Windows 7 zero-day flaw reported by researcher


A security researcher has posted details of what he says is a zero-day vulnerability in Windows 7.

Laurence Gaffi posted proof of concept code of the vulnerability, which he said was able to remotely crash Windows 7 or Windows Server 2008 R2 on a local area network (LAN), or through Internet Explorer (IE).

On his blog, he stated that the bug triggered an infinite loop' on the server message block (SMB), a network file sharing protocol, without any authorisation or credentials needed.

He said that the bug was proof that Microsoft's security development lifecycle (SDL), a software development process that was encouraged to increase reliability, had failed.

Gaffi also mocked any belief that Windows 7 was the most secure operating system ever', saying: "Whatever your firewall is set to, you can get remotely smashed via IE or even via some broadcasting NBNS (NetBIOS Name Server) tricks."

"How funny," he added.

As there was no patch available, he recommended users close their SMB feature and ports, until a real audit is provided.
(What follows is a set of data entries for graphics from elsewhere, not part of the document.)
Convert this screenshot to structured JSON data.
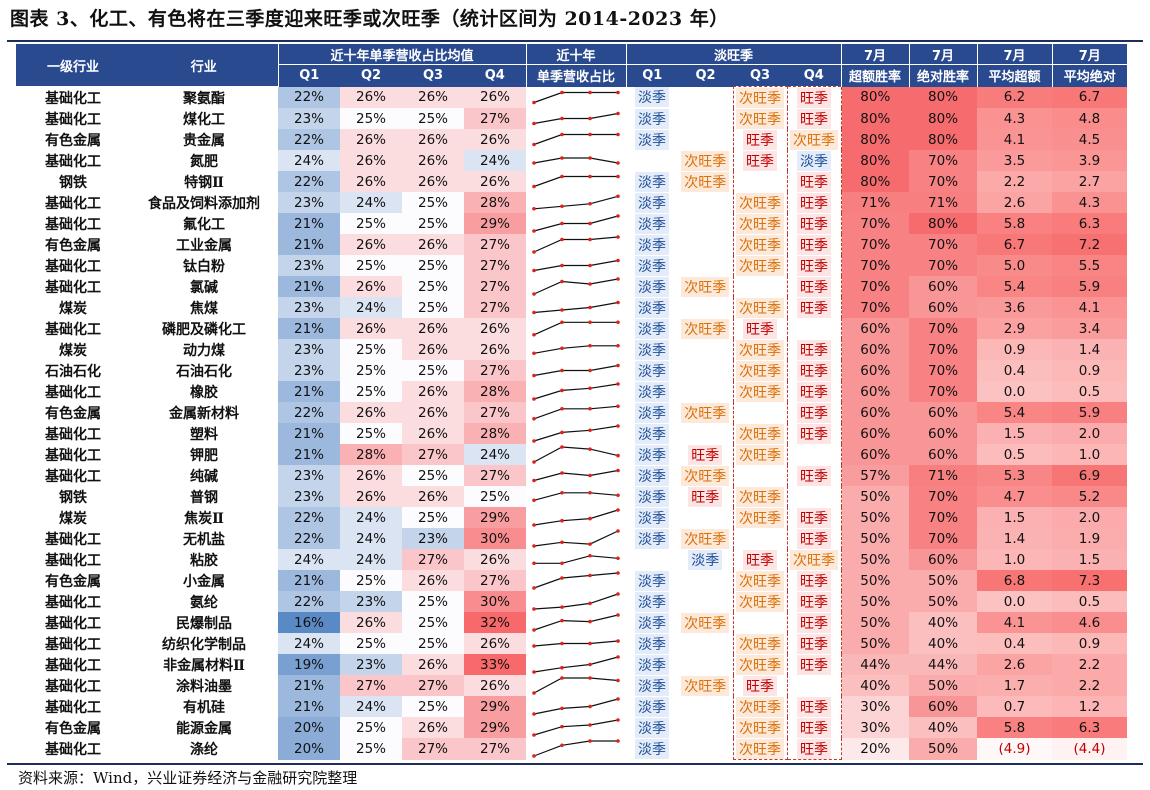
{
  "title": "图表 3、化工、有色将在三季度迎来旺季或次旺季（统计区间为 2014-2023 年）",
  "source": "资料来源：Wind，兴业证券经济与金融研究院整理",
  "header": {
    "col_level1": "一级行业",
    "col_industry": "行业",
    "group_avg": "近十年单季营收占比均值",
    "group_trend_line1": "近十年",
    "group_trend_line2": "单季营收占比",
    "group_season": "淡旺季",
    "quarters": [
      "Q1",
      "Q2",
      "Q3",
      "Q4"
    ],
    "july_label": "7月",
    "metrics": [
      "超额胜率",
      "绝对胜率",
      "平均超额",
      "平均绝对"
    ]
  },
  "legend_colors": {
    "low": "#2f6db5",
    "high": "#f8696b",
    "header": "#2a4a8f"
  },
  "rows": [
    {
      "l1": "基础化工",
      "ind": "聚氨酯",
      "q": [
        22,
        26,
        26,
        26
      ],
      "s": [
        "淡季",
        "",
        "次旺季",
        "旺季"
      ],
      "m": [
        "80%",
        "80%",
        "6.2",
        "6.7"
      ]
    },
    {
      "l1": "基础化工",
      "ind": "煤化工",
      "q": [
        23,
        25,
        25,
        27
      ],
      "s": [
        "淡季",
        "",
        "次旺季",
        "旺季"
      ],
      "m": [
        "80%",
        "80%",
        "4.3",
        "4.8"
      ]
    },
    {
      "l1": "有色金属",
      "ind": "贵金属",
      "q": [
        22,
        26,
        26,
        26
      ],
      "s": [
        "淡季",
        "",
        "旺季",
        "次旺季"
      ],
      "m": [
        "80%",
        "80%",
        "4.1",
        "4.5"
      ]
    },
    {
      "l1": "基础化工",
      "ind": "氮肥",
      "q": [
        24,
        26,
        26,
        24
      ],
      "s": [
        "",
        "次旺季",
        "旺季",
        "淡季"
      ],
      "m": [
        "80%",
        "70%",
        "3.5",
        "3.9"
      ]
    },
    {
      "l1": "钢铁",
      "ind": "特钢Ⅱ",
      "q": [
        22,
        26,
        26,
        26
      ],
      "s": [
        "淡季",
        "次旺季",
        "",
        "旺季"
      ],
      "m": [
        "80%",
        "70%",
        "2.2",
        "2.7"
      ]
    },
    {
      "l1": "基础化工",
      "ind": "食品及饲料添加剂",
      "q": [
        23,
        24,
        25,
        28
      ],
      "s": [
        "淡季",
        "",
        "次旺季",
        "旺季"
      ],
      "m": [
        "71%",
        "71%",
        "2.6",
        "4.3"
      ]
    },
    {
      "l1": "基础化工",
      "ind": "氟化工",
      "q": [
        21,
        25,
        25,
        29
      ],
      "s": [
        "淡季",
        "",
        "次旺季",
        "旺季"
      ],
      "m": [
        "70%",
        "80%",
        "5.8",
        "6.3"
      ]
    },
    {
      "l1": "有色金属",
      "ind": "工业金属",
      "q": [
        21,
        26,
        26,
        27
      ],
      "s": [
        "淡季",
        "",
        "次旺季",
        "旺季"
      ],
      "m": [
        "70%",
        "70%",
        "6.7",
        "7.2"
      ]
    },
    {
      "l1": "基础化工",
      "ind": "钛白粉",
      "q": [
        23,
        25,
        25,
        27
      ],
      "s": [
        "淡季",
        "",
        "次旺季",
        "旺季"
      ],
      "m": [
        "70%",
        "70%",
        "5.0",
        "5.5"
      ]
    },
    {
      "l1": "基础化工",
      "ind": "氯碱",
      "q": [
        21,
        26,
        25,
        27
      ],
      "s": [
        "淡季",
        "次旺季",
        "",
        "旺季"
      ],
      "m": [
        "70%",
        "60%",
        "5.4",
        "5.9"
      ]
    },
    {
      "l1": "煤炭",
      "ind": "焦煤",
      "q": [
        23,
        24,
        25,
        27
      ],
      "s": [
        "淡季",
        "",
        "次旺季",
        "旺季"
      ],
      "m": [
        "70%",
        "60%",
        "3.6",
        "4.1"
      ]
    },
    {
      "l1": "基础化工",
      "ind": "磷肥及磷化工",
      "q": [
        21,
        26,
        26,
        26
      ],
      "s": [
        "淡季",
        "次旺季",
        "旺季",
        ""
      ],
      "m": [
        "60%",
        "70%",
        "2.9",
        "3.4"
      ]
    },
    {
      "l1": "煤炭",
      "ind": "动力煤",
      "q": [
        23,
        25,
        26,
        26
      ],
      "s": [
        "淡季",
        "",
        "次旺季",
        "旺季"
      ],
      "m": [
        "60%",
        "70%",
        "0.9",
        "1.4"
      ]
    },
    {
      "l1": "石油石化",
      "ind": "石油石化",
      "q": [
        23,
        25,
        25,
        27
      ],
      "s": [
        "淡季",
        "",
        "次旺季",
        "旺季"
      ],
      "m": [
        "60%",
        "70%",
        "0.4",
        "0.9"
      ]
    },
    {
      "l1": "基础化工",
      "ind": "橡胶",
      "q": [
        21,
        25,
        26,
        28
      ],
      "s": [
        "淡季",
        "",
        "次旺季",
        "旺季"
      ],
      "m": [
        "60%",
        "70%",
        "0.0",
        "0.5"
      ]
    },
    {
      "l1": "有色金属",
      "ind": "金属新材料",
      "q": [
        22,
        26,
        26,
        27
      ],
      "s": [
        "淡季",
        "次旺季",
        "",
        "旺季"
      ],
      "m": [
        "60%",
        "60%",
        "5.4",
        "5.9"
      ]
    },
    {
      "l1": "基础化工",
      "ind": "塑料",
      "q": [
        21,
        25,
        26,
        28
      ],
      "s": [
        "淡季",
        "",
        "次旺季",
        "旺季"
      ],
      "m": [
        "60%",
        "60%",
        "1.5",
        "2.0"
      ]
    },
    {
      "l1": "基础化工",
      "ind": "钾肥",
      "q": [
        21,
        28,
        27,
        24
      ],
      "s": [
        "淡季",
        "旺季",
        "次旺季",
        ""
      ],
      "m": [
        "60%",
        "60%",
        "0.5",
        "1.0"
      ]
    },
    {
      "l1": "基础化工",
      "ind": "纯碱",
      "q": [
        23,
        26,
        25,
        27
      ],
      "s": [
        "淡季",
        "次旺季",
        "",
        "旺季"
      ],
      "m": [
        "57%",
        "71%",
        "5.3",
        "6.9"
      ]
    },
    {
      "l1": "钢铁",
      "ind": "普钢",
      "q": [
        23,
        26,
        26,
        25
      ],
      "s": [
        "淡季",
        "旺季",
        "次旺季",
        ""
      ],
      "m": [
        "50%",
        "70%",
        "4.7",
        "5.2"
      ]
    },
    {
      "l1": "煤炭",
      "ind": "焦炭Ⅱ",
      "q": [
        22,
        24,
        25,
        29
      ],
      "s": [
        "淡季",
        "",
        "次旺季",
        "旺季"
      ],
      "m": [
        "50%",
        "70%",
        "1.5",
        "2.0"
      ]
    },
    {
      "l1": "基础化工",
      "ind": "无机盐",
      "q": [
        22,
        24,
        23,
        30
      ],
      "s": [
        "淡季",
        "次旺季",
        "",
        "旺季"
      ],
      "m": [
        "50%",
        "70%",
        "1.4",
        "1.9"
      ]
    },
    {
      "l1": "基础化工",
      "ind": "粘胶",
      "q": [
        24,
        24,
        27,
        26
      ],
      "s": [
        "",
        "淡季",
        "旺季",
        "次旺季"
      ],
      "m": [
        "50%",
        "60%",
        "1.0",
        "1.5"
      ]
    },
    {
      "l1": "有色金属",
      "ind": "小金属",
      "q": [
        21,
        25,
        26,
        27
      ],
      "s": [
        "淡季",
        "",
        "次旺季",
        "旺季"
      ],
      "m": [
        "50%",
        "50%",
        "6.8",
        "7.3"
      ]
    },
    {
      "l1": "基础化工",
      "ind": "氨纶",
      "q": [
        22,
        23,
        25,
        30
      ],
      "s": [
        "淡季",
        "",
        "次旺季",
        "旺季"
      ],
      "m": [
        "50%",
        "50%",
        "0.0",
        "0.5"
      ]
    },
    {
      "l1": "基础化工",
      "ind": "民爆制品",
      "q": [
        16,
        26,
        25,
        32
      ],
      "s": [
        "淡季",
        "次旺季",
        "",
        "旺季"
      ],
      "m": [
        "50%",
        "40%",
        "4.1",
        "4.6"
      ]
    },
    {
      "l1": "基础化工",
      "ind": "纺织化学制品",
      "q": [
        24,
        25,
        25,
        26
      ],
      "s": [
        "淡季",
        "",
        "次旺季",
        "旺季"
      ],
      "m": [
        "50%",
        "40%",
        "0.4",
        "0.9"
      ]
    },
    {
      "l1": "基础化工",
      "ind": "非金属材料Ⅱ",
      "q": [
        19,
        23,
        26,
        33
      ],
      "s": [
        "淡季",
        "",
        "次旺季",
        "旺季"
      ],
      "m": [
        "44%",
        "44%",
        "2.6",
        "2.2"
      ]
    },
    {
      "l1": "基础化工",
      "ind": "涂料油墨",
      "q": [
        21,
        27,
        27,
        26
      ],
      "s": [
        "淡季",
        "次旺季",
        "旺季",
        ""
      ],
      "m": [
        "40%",
        "50%",
        "1.7",
        "2.2"
      ]
    },
    {
      "l1": "基础化工",
      "ind": "有机硅",
      "q": [
        21,
        24,
        25,
        29
      ],
      "s": [
        "淡季",
        "",
        "次旺季",
        "旺季"
      ],
      "m": [
        "30%",
        "60%",
        "0.7",
        "1.2"
      ]
    },
    {
      "l1": "有色金属",
      "ind": "能源金属",
      "q": [
        20,
        25,
        26,
        29
      ],
      "s": [
        "淡季",
        "",
        "次旺季",
        "旺季"
      ],
      "m": [
        "30%",
        "40%",
        "5.8",
        "6.3"
      ]
    },
    {
      "l1": "基础化工",
      "ind": "涤纶",
      "q": [
        20,
        25,
        27,
        27
      ],
      "s": [
        "淡季",
        "",
        "次旺季",
        "旺季"
      ],
      "m": [
        "20%",
        "50%",
        "(4.9)",
        "(4.4)"
      ]
    }
  ]
}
He claimed that he contacted the Microsoft Security Response Centre (MSRC) last week about the flaw, and that it acknowledged there was a problem.

Microsoft said in a statement that it was aware of rumours of a security bug affecting Windows 7 and Windows Server 2008 R2, and was currently investigating.

"New developments such as this security bug are taken very seriously and Microsoft will advise customers on the next steps following the investigation," it said.

Security researchers have already warned that Windows 7 is just as vulnerable to attack as previous systems.